La banlieue, nouveau terrain de chasse des recruteurs

Politique sociale | publié le : 01.09.2007 | Anne Fairise

Forums dédiés, tournées en camion, portails spécialisés… les entreprises lorgnent le vivier des banlieues pour embaucher. Mais le marché du recrutement « diversité » n’est pas encore mature.

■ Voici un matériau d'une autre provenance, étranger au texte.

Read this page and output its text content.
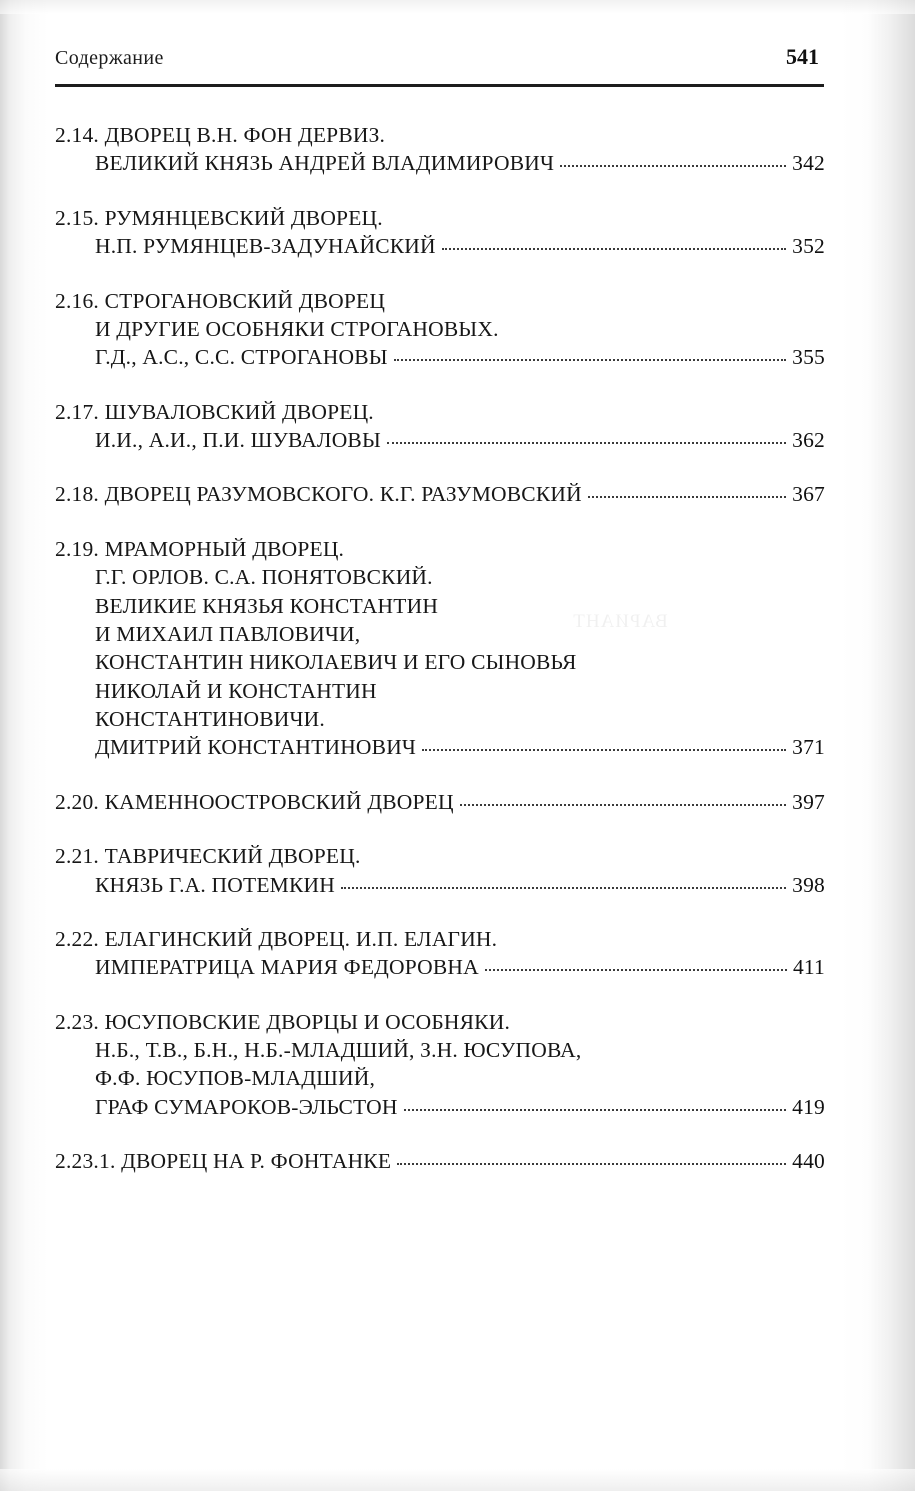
ВАРИАНТ
Содержание	541
2.14. ДВОРЕЦ В.Н. ФОН ДЕРВИЗ.
ВЕЛИКИЙ КНЯЗЬ АНДРЕЙ ВЛАДИМИРОВИЧ	342
2.15. РУМЯНЦЕВСКИЙ ДВОРЕЦ.
Н.П. РУМЯНЦЕВ-ЗАДУНАЙСКИЙ	352
2.16. СТРОГАНОВСКИЙ ДВОРЕЦ
И ДРУГИЕ ОСОБНЯКИ СТРОГАНОВЫХ.
Г.Д., А.С., С.С. СТРОГАНОВЫ	355
2.17. ШУВАЛОВСКИЙ ДВОРЕЦ.
И.И., А.И., П.И. ШУВАЛОВЫ	362
2.18. ДВОРЕЦ РАЗУМОВСКОГО. К.Г. РАЗУМОВСКИЙ	367
2.19. МРАМОРНЫЙ ДВОРЕЦ.
Г.Г. ОРЛОВ. С.А. ПОНЯТОВСКИЙ.
ВЕЛИКИЕ КНЯЗЬЯ КОНСТАНТИН
И МИХАИЛ ПАВЛОВИЧИ,
КОНСТАНТИН НИКОЛАЕВИЧ И ЕГО СЫНОВЬЯ
НИКОЛАЙ И КОНСТАНТИН
КОНСТАНТИНОВИЧИ.
ДМИТРИЙ КОНСТАНТИНОВИЧ	371
2.20. КАМЕННООСТРОВСКИЙ ДВОРЕЦ	397
2.21. ТАВРИЧЕСКИЙ ДВОРЕЦ.
КНЯЗЬ Г.А. ПОТЕМКИН	398
2.22. ЕЛАГИНСКИЙ ДВОРЕЦ. И.П. ЕЛАГИН.
ИМПЕРАТРИЦА МАРИЯ ФЕДОРОВНА	411
2.23. ЮСУПОВСКИЕ ДВОРЦЫ И ОСОБНЯКИ.
Н.Б., Т.В., Б.Н., Н.Б.-МЛАДШИЙ, З.Н. ЮСУПОВА,
Ф.Ф. ЮСУПОВ-МЛАДШИЙ,
ГРАФ СУМАРОКОВ-ЭЛЬСТОН	419
2.23.1. ДВОРЕЦ НА Р. ФОНТАНКЕ	440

Pas d’équivoque ! Ce matin de juin à Villeneuve-Saint-Georges, Karim Zéribi a mis les points sur les i : « Ce n’est pas un coup de pub, ni une démarche misérabiliste, encore moins une approche de quotas. Nous recherchons des compétences et de nouveaux profils. À vous de nous séduire », a martelé le Monsieur Égalité des chances de la SNCF venu animer dans cette commune du Val-de-Marne (13 % de chômage) le 17e rendez-vous « Égalité et compétences ». Un forum qui n’a rien de classique : les 211 jeunes présélectionnés par l’ANPE, les missions locales et les associations pouvaient, l’après-midi même, décrocher un entretien de prérecrutement. Et les offres, 110 postes de conducteurs, de techniciens de la circulation ou d’opérateurs de maintenance, étaient réelles, sans pour autant leur être réservées. La première question a levé toute ambiguïté : « Nos chances d’être embauchés ? » Moins de 10 %, à en croire les statistiques de la SNCF : sur les 4 000 jeunes participant en 2006 à cette campagne ciblant les quartiers populaires, 350 sont devenus cheminots. Une paille, comparé aux 5 600 embauches réalisées dans l’année, mais un pas de géant en matière de diversification des canaux de recrutement !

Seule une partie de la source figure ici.